Plus, unlike Shirky, Jeff Jarvis and similar, he's not a mindless booster of the Internet.
That said, here's a short take on his five myths about the news media. They include seeing the need for paywalls, because unlike Shirky et al, Rosenthiel actually is looking at media business/financial models, and, also, he recognizes that ads alone just won't pay the freight.
That said, here they are:
1. The traditional news media are losing their audience.Nos 2 and 5 are pretty much direct blasts at Shirky. And I agree on both. No. 3 is the troublesome one, to a news idealist. That said, much of what the MSM pumped out in the past was news-lite anyway.
The 25 most popular news Web sites in the United States, for instance, all but two are “legacy” media sources, such as the New York Times or CNN, or aggregators of traditional media, such as Yahoo or Google News. ... The crisis facing traditional media is about revenue, not audience. And in that crisis, newspapers have been hardest hit: Ad revenue for U.S. newspapers fell 48 percent from 2006 to 2010.
2. Online news will be fine as soon as the advertising revenue catches up.
Such hopes are misplaced. In 2010, Web advertising in the United States surpassed print advertising for the first time, reaching $26 billion. But only a small fraction of that, perhaps less than a fifth, went to news organizations.
3. Content will always be king.
The syllogism that helped journalism prosper in the 20th century was simple: Produce the journalism (or “content”) that people want, and you will succeed. But that may no longer be enough.
The key to media in the 21st century may be who has the most knowledge of audience behavior, not who produces the most popular content.
4. Newspapers around the world are on the decline.
Actually, print circulation worldwide was up more than 5 percent in the past five years, not down, and the number of newspapers is growing. In general, print media are thriving in the developing world and suffering in rich nations.
By and large, American newspapers are suffering the most. Roughly 75 percent of their revenue comes from advertising, vs. 30 percent or 40 percent in many other countries, where papers live and die by circulation. That means the collapse of advertising is not hitting papers elsewhere as hard as it is hitting them here. It also suggests that the need to charge for online access may be even more important abroad.
5. The solution is to focus on local news.
Going “hyperlocal” was the war cry of Wall Street to the news industry five years ago. The reasoning was simple: In the Internet age, when users can access content from anywhere, it didn’t make sense for local operations to compete with the big national news providers.
The problem is that hyperlocal content, by definition, has limited appeal. To amass an audience large enough to generate significant ad revenue, you have to produce a large volume of content from different places, and that is expensive.
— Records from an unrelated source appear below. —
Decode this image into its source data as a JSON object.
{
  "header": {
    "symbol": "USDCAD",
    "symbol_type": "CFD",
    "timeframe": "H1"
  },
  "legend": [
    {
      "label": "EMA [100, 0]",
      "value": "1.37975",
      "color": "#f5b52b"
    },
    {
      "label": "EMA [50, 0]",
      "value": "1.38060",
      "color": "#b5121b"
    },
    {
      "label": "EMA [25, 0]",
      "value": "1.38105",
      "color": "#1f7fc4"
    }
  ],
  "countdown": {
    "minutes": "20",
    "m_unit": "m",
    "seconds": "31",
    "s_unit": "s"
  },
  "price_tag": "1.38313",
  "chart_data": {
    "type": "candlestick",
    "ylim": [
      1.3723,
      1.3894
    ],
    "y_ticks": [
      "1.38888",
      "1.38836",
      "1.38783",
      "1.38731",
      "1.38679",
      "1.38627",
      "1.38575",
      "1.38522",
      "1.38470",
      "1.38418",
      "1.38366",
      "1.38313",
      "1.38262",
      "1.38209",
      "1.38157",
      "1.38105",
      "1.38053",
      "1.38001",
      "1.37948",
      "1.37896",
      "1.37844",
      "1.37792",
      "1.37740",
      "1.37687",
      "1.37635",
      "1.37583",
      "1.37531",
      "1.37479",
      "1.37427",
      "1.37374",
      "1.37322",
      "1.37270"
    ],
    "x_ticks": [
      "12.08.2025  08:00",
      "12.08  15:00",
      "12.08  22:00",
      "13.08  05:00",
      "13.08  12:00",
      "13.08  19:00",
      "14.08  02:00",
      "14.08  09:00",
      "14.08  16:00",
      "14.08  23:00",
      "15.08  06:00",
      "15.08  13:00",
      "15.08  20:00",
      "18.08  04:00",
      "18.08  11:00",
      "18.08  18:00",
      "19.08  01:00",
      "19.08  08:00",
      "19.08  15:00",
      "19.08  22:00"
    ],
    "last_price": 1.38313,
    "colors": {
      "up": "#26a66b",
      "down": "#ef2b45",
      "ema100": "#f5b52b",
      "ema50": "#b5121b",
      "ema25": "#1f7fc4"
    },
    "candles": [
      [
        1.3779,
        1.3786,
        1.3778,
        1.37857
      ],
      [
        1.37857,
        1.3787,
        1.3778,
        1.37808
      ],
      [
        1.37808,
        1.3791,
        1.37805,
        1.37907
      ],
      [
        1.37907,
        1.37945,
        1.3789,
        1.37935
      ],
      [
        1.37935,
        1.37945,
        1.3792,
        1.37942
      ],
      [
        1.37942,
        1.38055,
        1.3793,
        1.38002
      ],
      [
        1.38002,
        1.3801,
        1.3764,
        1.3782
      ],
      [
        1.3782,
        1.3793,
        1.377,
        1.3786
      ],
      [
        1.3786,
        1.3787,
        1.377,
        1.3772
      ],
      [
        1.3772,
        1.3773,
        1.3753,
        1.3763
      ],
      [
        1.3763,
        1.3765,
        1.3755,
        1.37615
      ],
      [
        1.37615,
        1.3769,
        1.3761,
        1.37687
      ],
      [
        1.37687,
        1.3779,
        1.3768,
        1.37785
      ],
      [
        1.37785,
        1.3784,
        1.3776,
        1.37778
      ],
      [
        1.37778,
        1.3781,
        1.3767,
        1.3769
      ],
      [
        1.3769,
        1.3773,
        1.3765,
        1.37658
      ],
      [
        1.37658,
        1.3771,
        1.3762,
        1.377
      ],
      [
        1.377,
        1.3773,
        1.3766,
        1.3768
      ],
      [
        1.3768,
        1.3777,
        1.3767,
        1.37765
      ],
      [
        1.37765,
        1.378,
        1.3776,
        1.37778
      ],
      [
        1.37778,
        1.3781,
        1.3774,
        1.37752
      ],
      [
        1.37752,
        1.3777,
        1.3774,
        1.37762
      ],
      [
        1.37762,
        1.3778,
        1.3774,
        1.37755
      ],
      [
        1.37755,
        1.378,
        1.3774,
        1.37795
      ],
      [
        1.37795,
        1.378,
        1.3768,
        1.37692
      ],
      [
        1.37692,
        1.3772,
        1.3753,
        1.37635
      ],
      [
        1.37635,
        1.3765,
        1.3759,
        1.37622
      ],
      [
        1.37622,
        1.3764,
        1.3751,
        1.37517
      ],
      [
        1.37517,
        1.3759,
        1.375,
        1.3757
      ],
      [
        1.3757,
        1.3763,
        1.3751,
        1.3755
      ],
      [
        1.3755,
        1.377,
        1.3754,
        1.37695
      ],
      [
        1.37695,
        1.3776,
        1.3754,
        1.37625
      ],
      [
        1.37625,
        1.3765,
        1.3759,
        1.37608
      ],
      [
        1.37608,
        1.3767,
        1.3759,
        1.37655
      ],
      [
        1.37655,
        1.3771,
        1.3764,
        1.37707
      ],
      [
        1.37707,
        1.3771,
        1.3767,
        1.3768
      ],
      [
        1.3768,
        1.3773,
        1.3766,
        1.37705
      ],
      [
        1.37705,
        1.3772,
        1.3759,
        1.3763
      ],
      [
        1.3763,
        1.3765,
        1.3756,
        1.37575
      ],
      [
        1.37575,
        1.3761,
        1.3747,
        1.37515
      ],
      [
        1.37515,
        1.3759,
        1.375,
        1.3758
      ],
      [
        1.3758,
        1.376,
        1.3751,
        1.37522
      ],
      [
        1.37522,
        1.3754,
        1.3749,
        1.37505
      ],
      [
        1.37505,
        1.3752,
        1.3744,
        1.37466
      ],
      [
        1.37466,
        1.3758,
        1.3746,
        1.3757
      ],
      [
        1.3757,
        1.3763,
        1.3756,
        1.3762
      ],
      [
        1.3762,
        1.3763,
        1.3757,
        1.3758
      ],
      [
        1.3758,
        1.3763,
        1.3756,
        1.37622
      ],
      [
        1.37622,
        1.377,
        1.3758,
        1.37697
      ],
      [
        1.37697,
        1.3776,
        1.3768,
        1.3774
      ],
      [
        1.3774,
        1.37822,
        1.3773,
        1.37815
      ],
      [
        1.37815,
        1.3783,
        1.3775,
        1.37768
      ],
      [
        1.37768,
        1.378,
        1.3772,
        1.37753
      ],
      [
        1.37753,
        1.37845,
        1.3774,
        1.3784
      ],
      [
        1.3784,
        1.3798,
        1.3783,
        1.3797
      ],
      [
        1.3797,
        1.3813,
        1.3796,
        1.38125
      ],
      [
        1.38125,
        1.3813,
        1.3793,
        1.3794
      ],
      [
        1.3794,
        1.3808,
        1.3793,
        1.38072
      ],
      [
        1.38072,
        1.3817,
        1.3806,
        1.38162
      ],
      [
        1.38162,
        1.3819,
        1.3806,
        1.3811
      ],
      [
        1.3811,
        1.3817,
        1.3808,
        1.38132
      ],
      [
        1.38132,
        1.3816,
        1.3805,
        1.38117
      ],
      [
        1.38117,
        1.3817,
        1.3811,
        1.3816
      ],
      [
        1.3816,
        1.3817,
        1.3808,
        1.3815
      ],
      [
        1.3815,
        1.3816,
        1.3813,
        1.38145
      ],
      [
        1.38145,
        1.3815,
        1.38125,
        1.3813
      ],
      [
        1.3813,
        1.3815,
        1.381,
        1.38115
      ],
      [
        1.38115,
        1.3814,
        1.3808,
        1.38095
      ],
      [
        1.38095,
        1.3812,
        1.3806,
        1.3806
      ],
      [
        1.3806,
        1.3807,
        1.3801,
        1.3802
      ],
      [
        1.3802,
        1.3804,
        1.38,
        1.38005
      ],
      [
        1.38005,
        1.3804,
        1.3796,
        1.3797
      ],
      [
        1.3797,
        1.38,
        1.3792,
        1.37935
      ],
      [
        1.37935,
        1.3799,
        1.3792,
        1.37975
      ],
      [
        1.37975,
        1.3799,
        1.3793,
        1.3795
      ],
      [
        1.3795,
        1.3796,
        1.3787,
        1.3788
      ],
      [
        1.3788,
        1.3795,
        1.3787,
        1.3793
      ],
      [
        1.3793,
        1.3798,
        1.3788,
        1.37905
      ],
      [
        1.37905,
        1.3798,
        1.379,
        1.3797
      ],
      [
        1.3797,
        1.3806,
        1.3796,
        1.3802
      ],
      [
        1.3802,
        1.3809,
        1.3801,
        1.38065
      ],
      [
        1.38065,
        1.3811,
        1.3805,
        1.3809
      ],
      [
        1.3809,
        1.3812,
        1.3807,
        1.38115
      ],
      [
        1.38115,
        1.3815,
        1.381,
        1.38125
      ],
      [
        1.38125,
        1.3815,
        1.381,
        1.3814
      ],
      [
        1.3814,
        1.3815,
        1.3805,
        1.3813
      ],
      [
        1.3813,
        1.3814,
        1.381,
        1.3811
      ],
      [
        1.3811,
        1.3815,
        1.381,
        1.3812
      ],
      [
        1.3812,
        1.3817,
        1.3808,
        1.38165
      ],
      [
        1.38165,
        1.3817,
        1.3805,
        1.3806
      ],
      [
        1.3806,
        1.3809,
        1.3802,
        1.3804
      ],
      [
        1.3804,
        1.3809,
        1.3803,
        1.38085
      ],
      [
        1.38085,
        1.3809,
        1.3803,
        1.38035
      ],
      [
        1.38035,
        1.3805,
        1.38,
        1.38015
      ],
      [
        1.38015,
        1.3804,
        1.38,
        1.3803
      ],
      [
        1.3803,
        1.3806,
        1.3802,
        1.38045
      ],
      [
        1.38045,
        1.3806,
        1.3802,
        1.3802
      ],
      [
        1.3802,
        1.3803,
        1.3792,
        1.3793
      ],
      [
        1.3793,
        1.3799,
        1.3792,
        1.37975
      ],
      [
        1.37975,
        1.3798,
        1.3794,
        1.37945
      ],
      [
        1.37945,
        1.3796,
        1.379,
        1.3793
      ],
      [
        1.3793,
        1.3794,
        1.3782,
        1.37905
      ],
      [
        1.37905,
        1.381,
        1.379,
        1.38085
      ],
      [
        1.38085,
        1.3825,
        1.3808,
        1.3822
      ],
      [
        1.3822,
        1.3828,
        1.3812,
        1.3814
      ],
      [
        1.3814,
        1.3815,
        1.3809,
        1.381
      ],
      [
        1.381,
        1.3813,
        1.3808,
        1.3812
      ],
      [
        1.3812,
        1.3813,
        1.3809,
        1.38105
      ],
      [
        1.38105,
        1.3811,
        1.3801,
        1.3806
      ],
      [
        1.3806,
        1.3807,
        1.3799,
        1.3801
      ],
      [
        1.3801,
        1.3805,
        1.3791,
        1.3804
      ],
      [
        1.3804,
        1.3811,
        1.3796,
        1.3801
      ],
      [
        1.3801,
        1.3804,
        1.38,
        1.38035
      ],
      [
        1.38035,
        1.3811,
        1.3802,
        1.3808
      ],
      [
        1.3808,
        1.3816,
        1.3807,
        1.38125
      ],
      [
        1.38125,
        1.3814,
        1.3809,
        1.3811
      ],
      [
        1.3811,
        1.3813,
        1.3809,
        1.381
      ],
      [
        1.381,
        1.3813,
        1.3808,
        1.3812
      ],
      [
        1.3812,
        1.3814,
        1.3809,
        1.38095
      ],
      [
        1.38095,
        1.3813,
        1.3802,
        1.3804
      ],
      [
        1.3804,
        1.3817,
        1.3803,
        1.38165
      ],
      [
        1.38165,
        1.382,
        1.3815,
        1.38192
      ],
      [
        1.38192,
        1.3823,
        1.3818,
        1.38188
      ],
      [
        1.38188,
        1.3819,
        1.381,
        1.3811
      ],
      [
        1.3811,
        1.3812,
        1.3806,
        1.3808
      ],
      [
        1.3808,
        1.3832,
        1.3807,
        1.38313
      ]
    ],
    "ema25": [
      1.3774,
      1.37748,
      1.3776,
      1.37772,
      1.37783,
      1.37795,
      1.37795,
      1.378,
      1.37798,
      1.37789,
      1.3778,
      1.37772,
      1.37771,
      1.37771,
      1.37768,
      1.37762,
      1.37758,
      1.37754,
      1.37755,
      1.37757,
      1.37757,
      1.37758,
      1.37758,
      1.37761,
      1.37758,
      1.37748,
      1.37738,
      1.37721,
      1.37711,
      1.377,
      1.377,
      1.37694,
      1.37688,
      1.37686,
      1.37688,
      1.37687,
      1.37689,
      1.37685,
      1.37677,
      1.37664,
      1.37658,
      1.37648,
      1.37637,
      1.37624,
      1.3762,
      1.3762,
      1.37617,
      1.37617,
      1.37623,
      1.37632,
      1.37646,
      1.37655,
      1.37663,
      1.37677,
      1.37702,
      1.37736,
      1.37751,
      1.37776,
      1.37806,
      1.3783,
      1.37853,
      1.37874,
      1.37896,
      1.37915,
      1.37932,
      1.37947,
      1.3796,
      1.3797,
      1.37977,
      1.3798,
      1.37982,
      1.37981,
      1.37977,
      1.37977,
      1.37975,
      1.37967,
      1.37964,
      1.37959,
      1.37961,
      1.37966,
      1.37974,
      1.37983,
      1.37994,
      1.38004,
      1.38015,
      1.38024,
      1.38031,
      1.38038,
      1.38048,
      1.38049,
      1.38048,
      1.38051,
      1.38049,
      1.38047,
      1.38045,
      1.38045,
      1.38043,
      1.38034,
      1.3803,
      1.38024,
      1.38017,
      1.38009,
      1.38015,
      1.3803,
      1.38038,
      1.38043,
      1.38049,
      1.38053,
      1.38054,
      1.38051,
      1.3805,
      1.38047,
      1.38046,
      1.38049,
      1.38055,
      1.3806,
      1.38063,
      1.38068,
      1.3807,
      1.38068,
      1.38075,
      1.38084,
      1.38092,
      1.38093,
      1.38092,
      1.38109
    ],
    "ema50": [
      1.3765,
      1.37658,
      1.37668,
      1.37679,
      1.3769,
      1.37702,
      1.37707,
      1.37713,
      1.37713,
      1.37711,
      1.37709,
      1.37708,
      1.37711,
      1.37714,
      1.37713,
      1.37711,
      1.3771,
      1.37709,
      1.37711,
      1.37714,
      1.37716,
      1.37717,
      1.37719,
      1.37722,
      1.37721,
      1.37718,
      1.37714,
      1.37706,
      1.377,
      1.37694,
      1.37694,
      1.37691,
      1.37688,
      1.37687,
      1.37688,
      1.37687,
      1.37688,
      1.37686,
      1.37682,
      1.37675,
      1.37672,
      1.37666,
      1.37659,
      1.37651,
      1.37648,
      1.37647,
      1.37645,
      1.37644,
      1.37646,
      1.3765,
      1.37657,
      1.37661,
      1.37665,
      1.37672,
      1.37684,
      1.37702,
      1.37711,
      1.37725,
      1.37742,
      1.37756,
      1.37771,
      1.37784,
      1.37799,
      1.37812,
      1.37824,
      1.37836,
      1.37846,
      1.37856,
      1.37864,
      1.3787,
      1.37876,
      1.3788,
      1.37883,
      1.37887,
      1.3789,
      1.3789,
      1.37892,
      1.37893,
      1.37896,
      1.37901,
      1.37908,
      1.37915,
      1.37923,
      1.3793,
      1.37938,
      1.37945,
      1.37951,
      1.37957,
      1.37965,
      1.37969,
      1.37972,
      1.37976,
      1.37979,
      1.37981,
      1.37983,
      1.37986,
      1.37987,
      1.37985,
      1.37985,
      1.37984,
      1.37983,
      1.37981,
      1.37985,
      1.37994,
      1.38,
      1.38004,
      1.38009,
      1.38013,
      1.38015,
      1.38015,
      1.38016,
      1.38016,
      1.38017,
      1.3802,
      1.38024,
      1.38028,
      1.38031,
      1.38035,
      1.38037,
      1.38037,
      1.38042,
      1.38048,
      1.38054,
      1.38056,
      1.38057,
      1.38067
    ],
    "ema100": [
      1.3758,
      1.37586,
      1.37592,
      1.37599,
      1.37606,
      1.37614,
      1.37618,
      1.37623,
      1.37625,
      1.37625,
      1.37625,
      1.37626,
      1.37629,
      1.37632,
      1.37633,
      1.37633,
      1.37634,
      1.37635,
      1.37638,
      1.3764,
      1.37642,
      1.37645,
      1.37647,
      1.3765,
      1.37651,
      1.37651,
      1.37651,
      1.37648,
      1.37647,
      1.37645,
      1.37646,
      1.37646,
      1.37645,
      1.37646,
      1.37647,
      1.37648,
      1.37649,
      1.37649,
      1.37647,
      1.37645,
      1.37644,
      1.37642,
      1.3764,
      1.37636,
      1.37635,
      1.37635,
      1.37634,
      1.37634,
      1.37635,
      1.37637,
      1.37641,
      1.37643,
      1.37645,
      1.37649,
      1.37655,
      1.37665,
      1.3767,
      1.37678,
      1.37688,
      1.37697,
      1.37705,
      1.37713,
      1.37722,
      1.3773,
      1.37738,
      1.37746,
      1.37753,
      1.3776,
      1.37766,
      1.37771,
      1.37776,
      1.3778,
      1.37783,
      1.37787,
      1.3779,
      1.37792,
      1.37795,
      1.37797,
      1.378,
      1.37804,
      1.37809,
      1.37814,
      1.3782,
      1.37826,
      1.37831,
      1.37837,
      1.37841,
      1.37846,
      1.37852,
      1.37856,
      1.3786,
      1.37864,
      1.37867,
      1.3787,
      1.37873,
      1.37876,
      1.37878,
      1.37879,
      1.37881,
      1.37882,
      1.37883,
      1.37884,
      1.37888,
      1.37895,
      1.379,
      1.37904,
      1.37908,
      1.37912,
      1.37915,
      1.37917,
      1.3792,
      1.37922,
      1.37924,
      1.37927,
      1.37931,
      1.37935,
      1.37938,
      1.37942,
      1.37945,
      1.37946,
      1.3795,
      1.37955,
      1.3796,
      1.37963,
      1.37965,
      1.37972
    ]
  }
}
On top of that, many hyperlocal advertisers are not yet online, limiting the ad dollars.
Now we are entering what might be called Hyperlocal 2.0, and the market is still up for grabs. Google, which garners two-thirds of all search advertising dollars nationally, doesn’t exert similar control over local advertising. Locally, display ads — all those banners and pop-ups — are a bigger share of the market than search ads.
But how to produce local content remains a mystery. ... So far, no one has really cracked the code for producing profitable local news online.
Overall, thoughk this is a good overview.